Menurut data temuan Jakarta Feminist, hanya 38 persen pelaku femisida yang mendapat jeratan hukum berdasarkan penelusuran pemberitaan media daring, sedangkan 61 persen pemberitaan tidak menyebutkan ancaman dan putusan hukum yang diterima pelaku.
“Di tahun 2023, kami menemukan satu kasus dimana pelaku divonis bebas oleh pengadilan,” jelas Khofifah.
Selain itu, Jakarta Feminist juga menyoroti lemahnya implementasi Undang-Undang No. 12 Tahun 2022 tentang Tindak Pidana Kekerasan Seksual pada proses pengadilan kasus femisida.
“Kami tidak menemukan undang-undang TPKS digunakan dalam menjerat pelaku, ini sangat disayangkan,” lanjut Khofifah.

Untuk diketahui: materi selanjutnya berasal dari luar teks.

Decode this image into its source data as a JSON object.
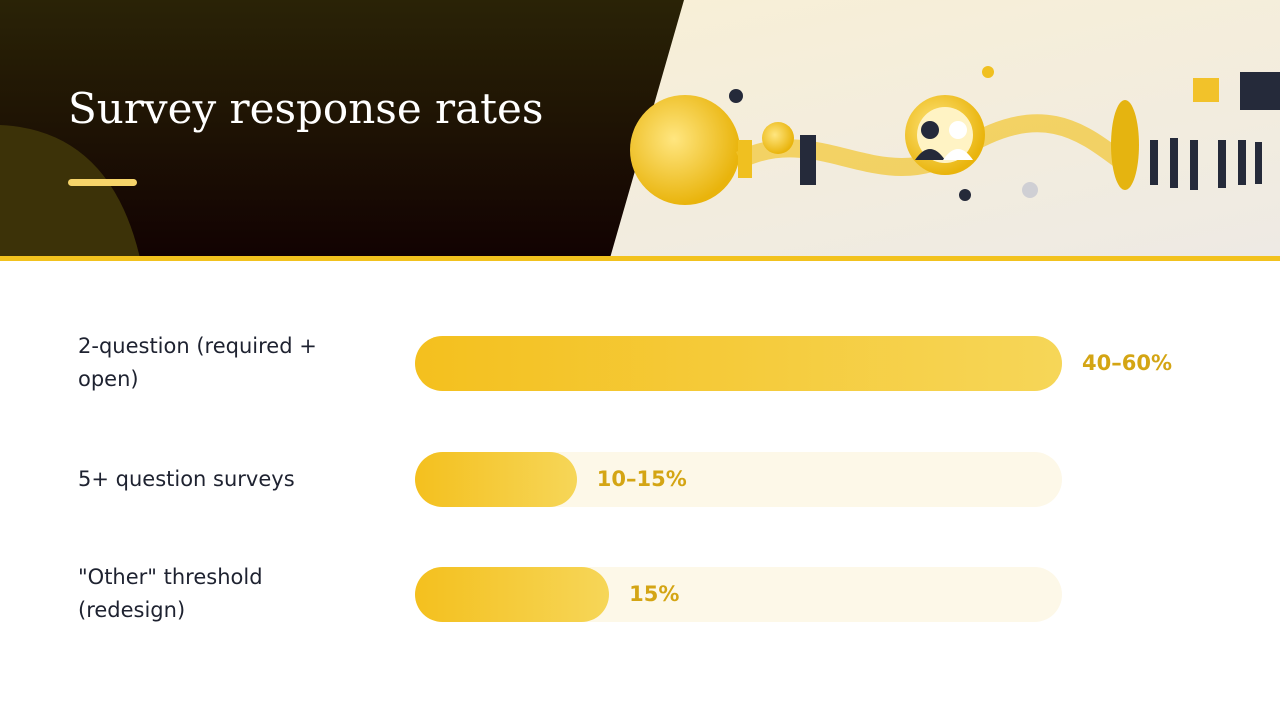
{
  "chart_data": {
    "type": "bar",
    "orientation": "horizontal",
    "title": "Survey response rates",
    "categories": [
      "2-question (required + open)",
      "5+ question surveys",
      "\"Other\" threshold (redesign)"
    ],
    "values": [
      50,
      12.5,
      15
    ],
    "value_labels": [
      "40–60%",
      "10–15%",
      "15%"
    ],
    "color": "#f4c01e",
    "xlim": [
      0,
      50
    ]
  }
}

Seperti yang terjadi pada kasus AA, seorang anak berusia 13 tahun yang diperkosa berkelompok (gang rape) oleh 3 orang pelaku.
AA kemudian dibunuh dan jenazahnya dibuang ke TPU Palembang dengan keadaan tanpa busana.
Setelah tertangkap, pelaku hanya dijerat dengan pasal perlindungan anak, yakni pasal 76 C dan 80 ayat (3) UU No.35 tahun 2014.
Sementara itu, tindak pemerkosaan yang mereka lakukan tidak diproses secara hukum.
“Ini menandakan bahwa negara tidak melindungi hak-hak korban dengan tidak menganggap pemerkosaan itu pernah terjadi padanya," ujar Rara Ayu.
Oleh karena itu, Komnas Perempuan mengajak media untuk berperan aktif dalam mengadvokasi kasus-kasus femisida, sehingga keadilan bagi para korban dan keluarganya dapat terwujud.
Selain itu, media diharapkan turut membantu meningkatkan pemahaman yang lebih luas mengenai isu femisida di Indonesia, terutama dari sudut pandang perempuan dan Hak Asasi Manusia.
“Dengan upaya kolektif dan sinergi antara masyarakat sipil, pemerintah, dan media, kita dapat menciptakan perubahan nyata untuk masa depan yang lebih aman dan adil bagi perempuan di Indonesia,” pungkas Olivia.